Correctness: Yes, I believe that the claims and the methodology are correct.

Clarity: The paper is well written. The figures are informative. The method exposition is sufficiently clear. There are a couple of places that could be further improved. **Figure 2** - The left figure shows that at test time, the method in [Lai et al. 2018] uses the test video {I_t}_{t=1}^T as input. This is not accurate. Instead, it takes the processed video {P_t} and the input video {I_t} as input and produces the output video {O_t}. Also, the figure suggests that the method produces two frame outputs (with two yellow borders). This is also not accurate as it produces one output frame at a time in an online fashion (as opposed to the offline approach in the paper). **The paragraph “Correspondence-based regularization” (starting from L72)** - “avoid complicated optical flow estimation”. As there are many off-the-shelf and accurate flow estimation algorithms available, I think characterizing optical flow estimation as “complicated” may be a bit misleading for the readers. - The method in [Lai et al. 2018] applies optical flow only in the training stage, it does not need to estimate flow at test time. **Section 3.2 Iterative reweighted training** - The exposition of this section should be improved. - 1) The paper states that the ideas are from IRLS and K-means. However, no connections to these approaches given. For example, it would be nice to connect the proposed method to the “cluster assignment step” and the “cluster center update step” in the K-means algorithm. - 2) Notation should be clear. Examples: o Specify the dimensionality of C_t. o Use a notation for “elementwise multiplication” between “C_t P_t” and “C_t g(I_t, \theta^i )”. o Shouldn’t the confidence map C_t also depend on the number of iteration i? o In Eqn 4, clarify that C_t is C_t^{main} or C_t^{minor}. - 3) “if a pixel x is closer to O_t^{main}” is not precise. In what space do you measure the distance? From the sentence, it seems to refer to “spatial distance” (which is not correct). - 4) Eqn 5 is confusing. What does this equation do? Please provide the intuition of the design of this. - 5) Where does the O_t^{minor} come from? Do we train the same CNN to generate these two frames at the same time? Or do we train two separate CNN? How do we train that model to produce O_t^{minor}?

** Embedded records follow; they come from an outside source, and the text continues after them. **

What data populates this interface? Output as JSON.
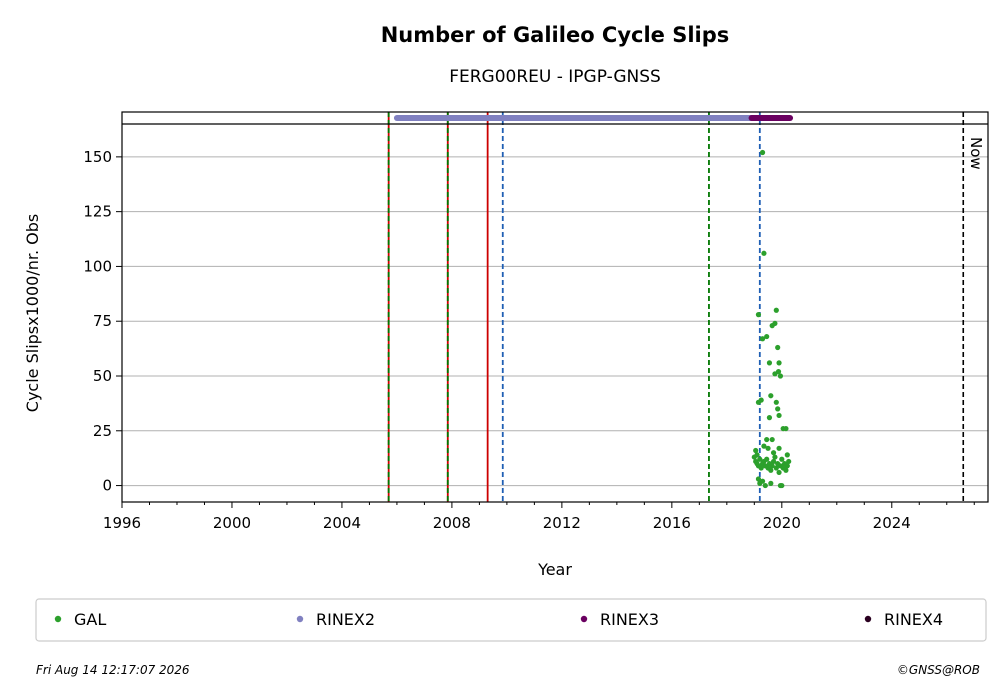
{
  "chart_data": {
    "type": "scatter",
    "title": "Number of Galileo Cycle Slips",
    "subtitle": "FERG00REU - IPGP-GNSS",
    "xlabel": "Year",
    "ylabel": "Cycle Slipsx1000/nr. Obs",
    "xlim": [
      1996,
      2027.5
    ],
    "ylim": [
      -7.5,
      165
    ],
    "xticks": [
      1996,
      2000,
      2004,
      2008,
      2012,
      2016,
      2020,
      2024
    ],
    "yticks": [
      0,
      25,
      50,
      75,
      100,
      125,
      150
    ],
    "grid": "horizontal",
    "now_label": "Now",
    "now_x": 2026.6,
    "vertical_lines": [
      {
        "x": 2005.7,
        "color": "#cc0000",
        "style": "solid"
      },
      {
        "x": 2005.7,
        "color": "#007700",
        "style": "dashed"
      },
      {
        "x": 2007.85,
        "color": "#cc0000",
        "style": "solid"
      },
      {
        "x": 2007.85,
        "color": "#007700",
        "style": "dashed"
      },
      {
        "x": 2009.3,
        "color": "#cc0000",
        "style": "solid"
      },
      {
        "x": 2009.85,
        "color": "#1f5fb4",
        "style": "dashed"
      },
      {
        "x": 2017.35,
        "color": "#007700",
        "style": "dashed"
      },
      {
        "x": 2019.2,
        "color": "#1f5fb4",
        "style": "dashed"
      }
    ],
    "rinex_bars": [
      {
        "name": "RINEX2",
        "color": "#8080c0",
        "x_start": 2006.0,
        "x_end": 2019.0
      },
      {
        "name": "RINEX3",
        "color": "#6a0060",
        "x_start": 2018.9,
        "x_end": 2020.3
      }
    ],
    "series": [
      {
        "name": "GAL",
        "color": "#2ca02c",
        "points": [
          [
            2019.15,
            78
          ],
          [
            2019.3,
            152
          ],
          [
            2019.35,
            106
          ],
          [
            2019.3,
            67
          ],
          [
            2019.45,
            68
          ],
          [
            2019.65,
            73
          ],
          [
            2019.75,
            74
          ],
          [
            2019.8,
            80
          ],
          [
            2019.85,
            63
          ],
          [
            2019.55,
            56
          ],
          [
            2019.9,
            56
          ],
          [
            2019.75,
            51
          ],
          [
            2019.88,
            52
          ],
          [
            2019.95,
            50
          ],
          [
            2019.6,
            41
          ],
          [
            2019.8,
            38
          ],
          [
            2019.15,
            38
          ],
          [
            2019.25,
            39
          ],
          [
            2019.85,
            35
          ],
          [
            2019.9,
            32
          ],
          [
            2019.55,
            31
          ],
          [
            2020.05,
            26
          ],
          [
            2020.15,
            26
          ],
          [
            2019.45,
            21
          ],
          [
            2019.65,
            21
          ],
          [
            2019.9,
            17
          ],
          [
            2019.05,
            16
          ],
          [
            2019.1,
            14
          ],
          [
            2019.0,
            13
          ],
          [
            2019.05,
            11
          ],
          [
            2019.1,
            10
          ],
          [
            2019.15,
            9
          ],
          [
            2019.2,
            12
          ],
          [
            2019.25,
            8
          ],
          [
            2019.3,
            10
          ],
          [
            2019.35,
            11
          ],
          [
            2019.4,
            9
          ],
          [
            2019.45,
            12
          ],
          [
            2019.5,
            8
          ],
          [
            2019.55,
            10
          ],
          [
            2019.6,
            7
          ],
          [
            2019.65,
            9
          ],
          [
            2019.7,
            11
          ],
          [
            2019.75,
            13
          ],
          [
            2019.8,
            8
          ],
          [
            2019.85,
            10
          ],
          [
            2019.9,
            6
          ],
          [
            2019.95,
            9
          ],
          [
            2020.0,
            12
          ],
          [
            2020.05,
            8
          ],
          [
            2020.1,
            10
          ],
          [
            2020.15,
            7
          ],
          [
            2020.2,
            9
          ],
          [
            2020.25,
            11
          ],
          [
            2019.15,
            3
          ],
          [
            2019.2,
            1
          ],
          [
            2019.3,
            2
          ],
          [
            2019.4,
            0
          ],
          [
            2019.6,
            1
          ],
          [
            2019.95,
            0
          ],
          [
            2020.0,
            0
          ],
          [
            2019.7,
            15
          ],
          [
            2019.35,
            18
          ],
          [
            2019.5,
            17
          ],
          [
            2020.2,
            14
          ]
        ]
      }
    ],
    "legend": [
      {
        "name": "GAL",
        "color": "#2ca02c"
      },
      {
        "name": "RINEX2",
        "color": "#8080c0"
      },
      {
        "name": "RINEX3",
        "color": "#6a0060"
      },
      {
        "name": "RINEX4",
        "color": "#2a0020"
      }
    ]
  },
  "footer": {
    "timestamp": "Fri Aug 14 12:17:07 2026",
    "credit": "©GNSS@ROB"
  }
}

Relation to Prior Work: Yes, the authors did a good job providing an overview of the line of works on video blind temporal consistency (L24-L35). I think the paper should include more discussions with [A]. The method in [A] also uses “deep video prior” for the task for video completion. It would be good to discuss the similarity/difference with this paper in the introduction section (e.g., on L48-L51). For example, the method in [A] uses optical flow explicitly while the proposed method does not. What are the advantages/disadvantages of using explicit flow information? [A] Zhang, Haotian, Long Mai, Ning Xu, Zhaowen Wang, John Collomosse, and Hailin Jin. "An internal learning approach to video inpainting." In Proceedings of the IEEE International Conference on Computer Vision

Reproducibility: Yes

Additional Feedback: Reference errors: [25] The paper has an only single author. Please remove the “et al.” [27] The rest of the references use full names for the authors. Please include full author names for consistency. == Post-rebuttal comments == I read the authors' rebuttal and comments from other reviewers. I am still leaning to accept. Here are some of my thoughts: 1) Novelty: - I like the idea of applying DIP to the temporal consistency problem. I feel that the idea is fairly interesting and it would not be fair to describe this idea as a simple extension. The iteratively reweighted training is also interesting and has not been explicitly addressed in prior work (although the exposition can be further improved). 2) Experimental results: *Handling large temporal inconsistency*: - I guess the authors' response is trying to say that their experiment (Table 2, Table 3, and Figure 5) did show their method outperforms (or at least competitive) with respect to the two baseline methods. I completely agree with that Dongdong that the method may not be able to handle videos with large temporal inconsistency (e.g., video completion problems). However, as far as I know, existing blind temporal consistency methods also suffer from such limitations. * Performance degradation on the original task*: - I think this is a great suggestion and indeed the authors did not provide such results in the paper and in the rebuttal. A "proxy" of this would be S_perceptual in Table 2 (last column). As the task is blind to the image-based method, we usually do not expect to outperform the original algorithm so the goal here would be to maintain the original content as much as possible. I think it would be nice to include these results in the supplementary material, but I don't think the outcome of the result would change my assessment of the paper. That being said, I do have multiple complaints about the paper, including the unclear exposition, slow speed, missing baseline 3D CNN based methods, missing perceptual error (e.g., LPIPS) as metrics, and selection of training epochs. So, in summary, - At some fundamental level, I believe the paper is good. It takes a different route to the video temporal consistency problem and show its promise. I think this will inspire more future work. - There are quite a few major changes that I would like to see in order to be happy with the paper (most of the suggestions in my and others' reviews)